September 23, 2014

Another way the Fed could have handled the recession

Fiscal Times - The Federal Reserve has been conducting a grand experiment since the U.S. economy tumbled into the Great Recession. After the housing market collapsed in 2008, the Federal Reserve lowered interest rates to rock bottom levels in hopes of boosting borrowing and spending. It also went a step further, buying trillions of dollars in Treasury bonds and mortgage-backed securities with the hope of boosting the housing market and therefore the economy.

The Fed acknowledged Wednesday that, as the economic recovery slowly builds, the grand experiment is now coming to an end. The Fed’s program of monthly bond purchases is now set to end next month and policymakers are looking ahead to raising interest rates for the first time since 2006.

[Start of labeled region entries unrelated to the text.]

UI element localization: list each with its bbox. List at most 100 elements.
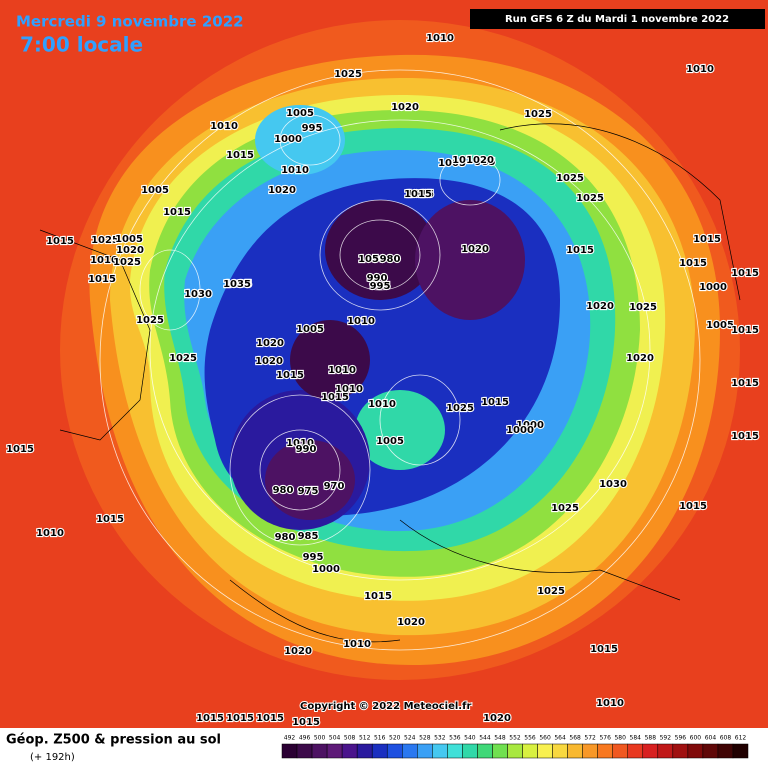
legend-swatch xyxy=(732,743,749,759)
copyright: Copyright © 2022 Meteociel.fr xyxy=(300,701,471,712)
isobar-label: 1050 xyxy=(358,254,386,265)
isobar-label: 1015 xyxy=(679,258,707,269)
legend-swatch xyxy=(417,743,433,759)
legend-tick-label: 528 xyxy=(419,735,431,742)
legend-tick-label: 508 xyxy=(344,735,356,742)
legend-swatch xyxy=(492,743,508,759)
isobar-label: 1020 xyxy=(461,244,489,255)
isobar-label: 1015 xyxy=(226,150,254,161)
isobar-label: 1010 xyxy=(426,33,454,44)
legend-swatch xyxy=(281,743,298,759)
legend-swatch xyxy=(462,743,478,759)
isobar-label: 1025 xyxy=(446,403,474,414)
isobar-label: 1025 xyxy=(556,173,584,184)
isobar-label: 1020 xyxy=(466,155,494,166)
isobar-label: 1005 xyxy=(706,320,734,331)
isobar-label: 1015 xyxy=(731,431,759,442)
zone xyxy=(255,105,345,175)
isobar-label: 1015 xyxy=(46,236,74,247)
legend-tick-label: 492 xyxy=(284,735,296,742)
legend-tick-label: 552 xyxy=(509,735,521,742)
isobars xyxy=(99,69,701,651)
legend-swatch xyxy=(672,743,689,759)
isobar-label: 1025 xyxy=(524,109,552,120)
isobar-label: 1015 xyxy=(226,713,254,724)
time: 7:00 locale xyxy=(20,33,143,57)
isobar-label: 1015 xyxy=(88,274,116,285)
isobar-label: 1025 xyxy=(169,353,197,364)
legend-swatch xyxy=(702,743,719,759)
legend-tick-label: 504 xyxy=(329,735,341,742)
legend-tick-label: 544 xyxy=(479,735,491,742)
isobar-label: 1010 xyxy=(347,316,375,327)
legend-tick-label: 512 xyxy=(359,735,371,742)
legend-title: Géop. Z500 & pression au sol xyxy=(6,733,221,748)
isobar-label: 1005 xyxy=(141,185,169,196)
isobar-label: 995 xyxy=(303,552,324,563)
legend-tick-label: 612 xyxy=(735,735,747,742)
legend-tick-label: 608 xyxy=(720,735,732,742)
isobar-label: 1005 xyxy=(376,436,404,447)
isobar-label: 1015 xyxy=(404,189,432,200)
isobar-label: 1015 xyxy=(163,207,191,218)
isobar-label: 1015 xyxy=(731,378,759,389)
isobar-label: 1010 xyxy=(343,639,371,650)
isobar-label: 1015 xyxy=(292,717,320,728)
legend: Géop. Z500 & pression au sol (+ 192h) 49… xyxy=(6,733,749,763)
isobar-label: 1030 xyxy=(599,479,627,490)
isobar-label: 975 xyxy=(298,486,319,497)
isobar-label: 1005 xyxy=(296,324,324,335)
isobar-label: 985 xyxy=(298,531,319,542)
legend-tick-label: 596 xyxy=(675,735,687,742)
isobar-label: 990 xyxy=(367,273,388,284)
isobar-label: 1025 xyxy=(537,586,565,597)
zone xyxy=(415,200,525,320)
legend-swatch xyxy=(552,743,568,759)
zone xyxy=(290,320,370,400)
legend-swatch xyxy=(612,743,628,759)
isobar-label: 1010 xyxy=(686,64,714,75)
legend-tick-label: 576 xyxy=(599,735,611,742)
isobar-label: 1000 xyxy=(516,420,544,431)
isobar-label: 1025 xyxy=(576,193,604,204)
isobar-label: 1025 xyxy=(551,503,579,514)
isobar-label: 1015 xyxy=(590,644,618,655)
legend-tick-label: 556 xyxy=(524,735,536,742)
isobar-label: 970 xyxy=(324,481,345,492)
zone xyxy=(265,440,355,520)
isobar-label: 1000 xyxy=(312,564,340,575)
isobar-label: 1030 xyxy=(184,289,212,300)
legend-tick-label: 568 xyxy=(569,735,581,742)
isobar-label: 995 xyxy=(370,281,391,292)
run-info: Run GFS 6 Z du Mardi 1 novembre 2022 xyxy=(505,14,729,25)
isobar-label: 1015 xyxy=(276,370,304,381)
legend-swatch xyxy=(507,743,523,759)
isobar-label: 1025 xyxy=(91,235,119,246)
isobar-label: 1015 xyxy=(693,234,721,245)
legend-swatch xyxy=(627,743,644,759)
zone xyxy=(325,200,435,300)
date: Mercredi 9 novembre 2022 xyxy=(16,13,244,31)
legend-tick-label: 600 xyxy=(690,735,702,742)
legend-tick-label: 524 xyxy=(404,735,416,742)
isobar-label: 1005 xyxy=(286,108,314,119)
isobar-label: 1020 xyxy=(397,617,425,628)
run-banner xyxy=(470,9,765,29)
isobar-label: 1010 xyxy=(335,384,363,395)
isobar-label: 1010 xyxy=(90,255,118,266)
isobar-label: 1015 xyxy=(364,591,392,602)
isobar-label: 1010 xyxy=(210,121,238,132)
isobar-label: 1015 xyxy=(321,392,349,403)
isobar-label: 1030 xyxy=(184,289,212,300)
legend-tick-label: 580 xyxy=(614,735,626,742)
legend-tick-label: 592 xyxy=(660,735,672,742)
legend-tick-label: 560 xyxy=(539,735,551,742)
isobar-label: 1005 xyxy=(438,158,466,169)
legend-tick-label: 564 xyxy=(554,735,566,742)
isobar-label: 1020 xyxy=(391,102,419,113)
isobar-label: 1020 xyxy=(268,185,296,196)
isobar-label: 1020 xyxy=(626,353,654,364)
legend-swatch xyxy=(341,743,358,759)
legend-tick-label: 584 xyxy=(630,735,642,742)
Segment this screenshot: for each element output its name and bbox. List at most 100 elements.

But in an intriguing piece just published in Foreign Affairs, Brown University political economist Mark Blyth and London-based hedge fund manager Eric Lonergan argue the Fed could have done better by pursuing a far different type of grand policy experiment.

"Instead of trying to drag down the top, governments should boost the bottom," they write in an article titled: "Print Less But Transfer More: Why Central Banks Should Give Money Directly to the People."

The housing market can contribute nearly 20 percent to gross domestic product when it's humming along, but excessive home borrowing and the subsequent overheating of the housing market got the American economy into such trouble in the first place. So instead of policies meant to boost home buying, Blyth and Lonergan contend the Federal Reserve should instead give money directly to people. For the trillions already doled out to the financial sector via those “quantitative easing” asset purchases, every tax-paying family in America could have been on the receiving end of $56,000, based on back-of-the-envelope calculations by Blyth. Even if the actual number was lower, the result, the authors contend, would be an economic boost fueled not by re-inflating the housing market but by consumer spending, which accounts for nearly 70 percent of America's GDP.

1 comment:

Anonymous said...

Why does it take 7 years and an academic study to lend credence to common sense?